Review is still necessary. The question is what good review looks like when the code wasn't written by a human. Reading git diffs was always a blunt instrument, but we tolerated it because the human who wrote the code had already done the hard cognitive work; the diff was just a record of their thinking. When an AI writes the code, that thinking never happened on the human side. The diff is all there is, and it tells you surprisingly little about whether the system now behaves correctly.

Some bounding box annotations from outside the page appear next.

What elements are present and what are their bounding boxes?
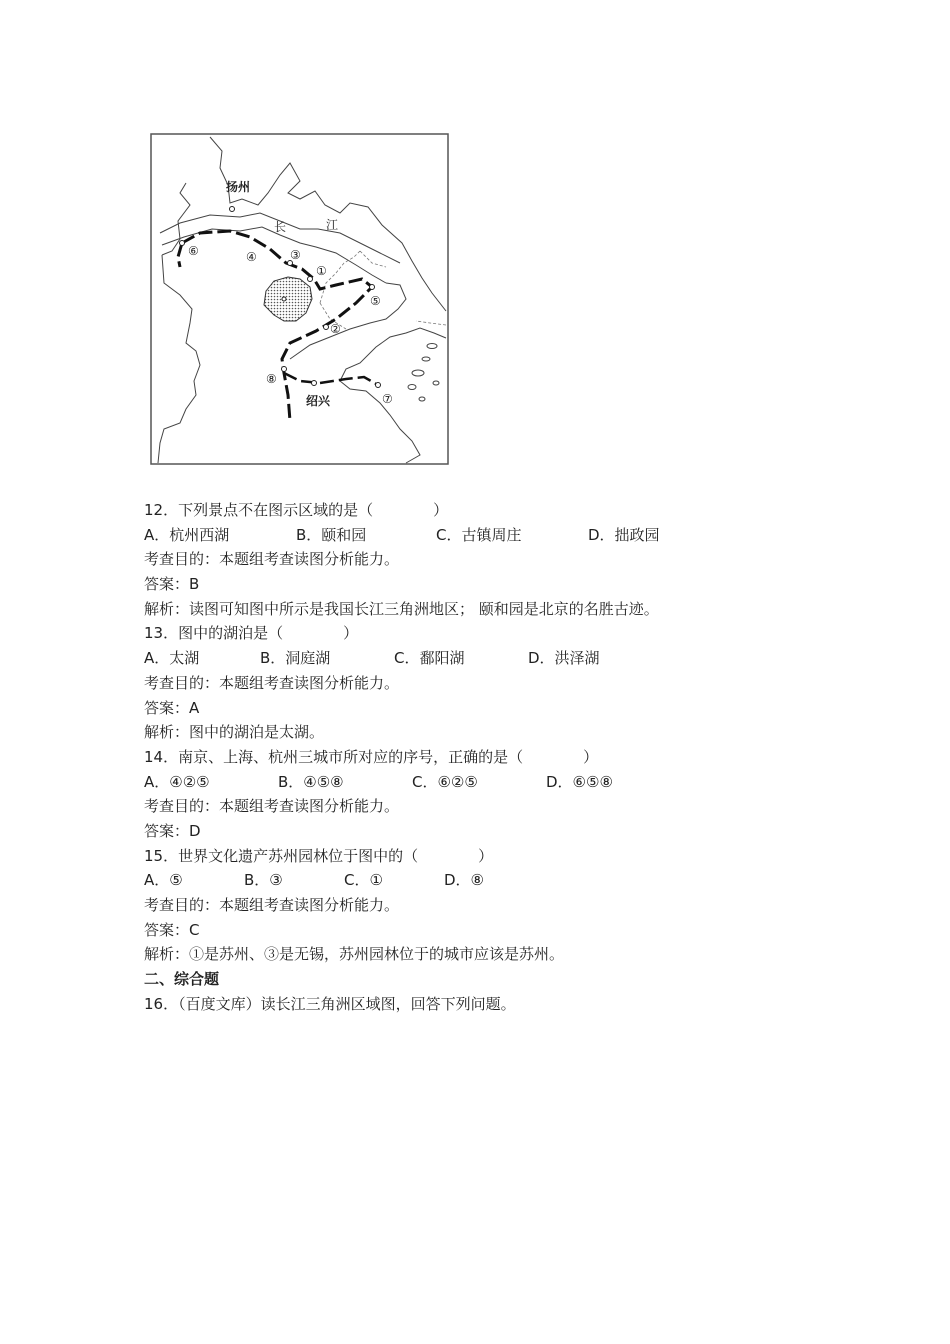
option-d: D．拙政园 [588,525,660,544]
option-a: A．⑤ [144,871,183,890]
option-c: C．① [344,871,383,890]
label-shaoxing: 绍兴 [306,394,331,408]
yangtze-delta-map [150,133,450,466]
marker-3: ③ [290,248,301,262]
marker-6: ⑥ [188,244,199,258]
question-stem [144,498,844,523]
option-d: D．⑥⑤⑧ [546,772,613,791]
question-text: 南京、上海、杭州三城市所对应的序号，正确的是（ ） [178,747,599,766]
question-text: 下列景点不在图示区域的是（ ） [178,501,449,519]
label-yangzhou: 扬州 [226,180,251,194]
city-point [282,367,287,372]
question-number: 16． [144,994,179,1013]
marker-5: ⑤ [370,294,381,308]
question-number: 12． [144,501,179,519]
option-b: B．④⑤⑧ [278,772,344,791]
option-b: B．③ [244,871,283,890]
answer-text: 答案：D [144,821,201,840]
option-c: C．⑥②⑤ [412,772,478,791]
analysis-text: 解析：读图可知图中所示是我国长江三角洲地区； 颐和园是北京的名胜古迹。 [144,599,659,618]
option-c: C．古镇周庄 [436,525,522,544]
answer-text: 答案：B [144,575,200,594]
answer-text: 答案：C [144,920,200,939]
section-title: 二、综合题 [144,970,220,989]
purpose-text: 考查目的：本题组考查读图分析能力。 [144,673,400,692]
question-number: 15． [144,846,179,865]
option-c: C．鄱阳湖 [394,649,465,668]
purpose-text: 考查目的：本题组考查读图分析能力。 [144,550,400,569]
analysis-text: 解析：①是苏州、③是无锡，苏州园林位于的城市应该是苏州。 [144,945,565,964]
options-row [144,646,844,671]
answer-text: 答案：A [144,698,200,717]
option-d: D．⑧ [444,871,484,890]
city-point [230,207,235,212]
option-a: A．杭州西湖 [144,525,230,544]
options-row [144,770,844,795]
question-text: 图中的湖泊是（ ） [178,624,359,643]
options-row [144,868,844,893]
options-row [144,523,844,548]
question-text: （百度文库）读长江三角洲区域图，回答下列问题。 [178,994,516,1013]
option-b: B．颐和园 [296,525,367,544]
purpose-text: 考查目的：本题组考查读图分析能力。 [144,896,400,914]
purpose-text: 考查目的：本题组考查读图分析能力。 [144,797,400,816]
marker-8: ⑧ [266,372,277,386]
city-point [180,241,185,246]
questions-section [144,498,844,1016]
option-b: B．洞庭湖 [260,649,331,668]
question-number: 13． [144,624,179,643]
city-point [376,383,381,388]
analysis-text: 解析：图中的湖泊是太湖。 [144,723,325,742]
marker-1: ① [316,264,327,278]
question-stem [144,745,844,770]
option-a: A．太湖 [144,649,200,668]
city-point [312,381,317,386]
city-point [308,277,313,282]
marker-7: ⑦ [382,392,393,406]
label-jiang: 江 [326,218,339,232]
question-text: 世界文化遗产苏州园林位于图中的（ ） [178,846,494,865]
marker-4: ④ [246,250,257,264]
option-d: D．洪泽湖 [528,649,600,668]
option-a: A．④②⑤ [144,772,210,791]
label-chang: 长 [274,220,287,234]
marker-2: ② [330,322,341,336]
city-point [370,285,375,290]
city-point [324,325,329,330]
city-point [282,297,286,301]
question-number: 14． [144,747,179,766]
question-stem [144,992,844,1017]
question-stem [144,844,844,869]
question-stem [144,621,844,646]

diff + const r = await db.query(`SELECT * FROM orders o LEFT JOIN users u ON + u.id = o.user_id LEFT JOIN products p ON p.id = o.product_id WHERE + o.status NOT IN ('cancelled','refunded') AND (u.flags & 0x4) = 0 + AND p.region = $1 GROUP BY o.id, u.id HAVING sum(o.qty * p.price) + > $2 ORDER BY o.created_at DESC`, [ctx.region, threshold]) + if (r.rows.length) await notify(r.rows.map(x => transform(x, opts)))

LGTM

Engineers don't think in text files. We build mental models of flows, of state, of how components talk to each other. Maybe the right review primitive isn't a diff at all. Sequence diagrams, visual system maps, behaviour traces -- tools that show you what the system does rather than what the code says. This feels like an open problem the industry hasn't seriously tackled yet, and I suspect whoever cracks it will matter more to the future of AI-assisted engineering than whatever coding agent is flavour of the month.

Left of dev

So, if the AI has freed up time, what's it freed for? I think, given the cognitive burden, perhaps churning out more stories per day is not the right approach. How about the engineers focus on making stories valuable in the first place. The stuff that happens "left of dev". Sitting with users and watching them use your product, taking part in research, spending more time with stakeholders and so on.

Perhaps the real unlock of AI isn't this "10x" thing, it's that engineers finally have time to deeply understand what they're building, and why. That may result in some real productivity gains, more valuable stories gained from deeper insights; and it helps the people working on these systems feel more comfortable with the accountability on their shoulders.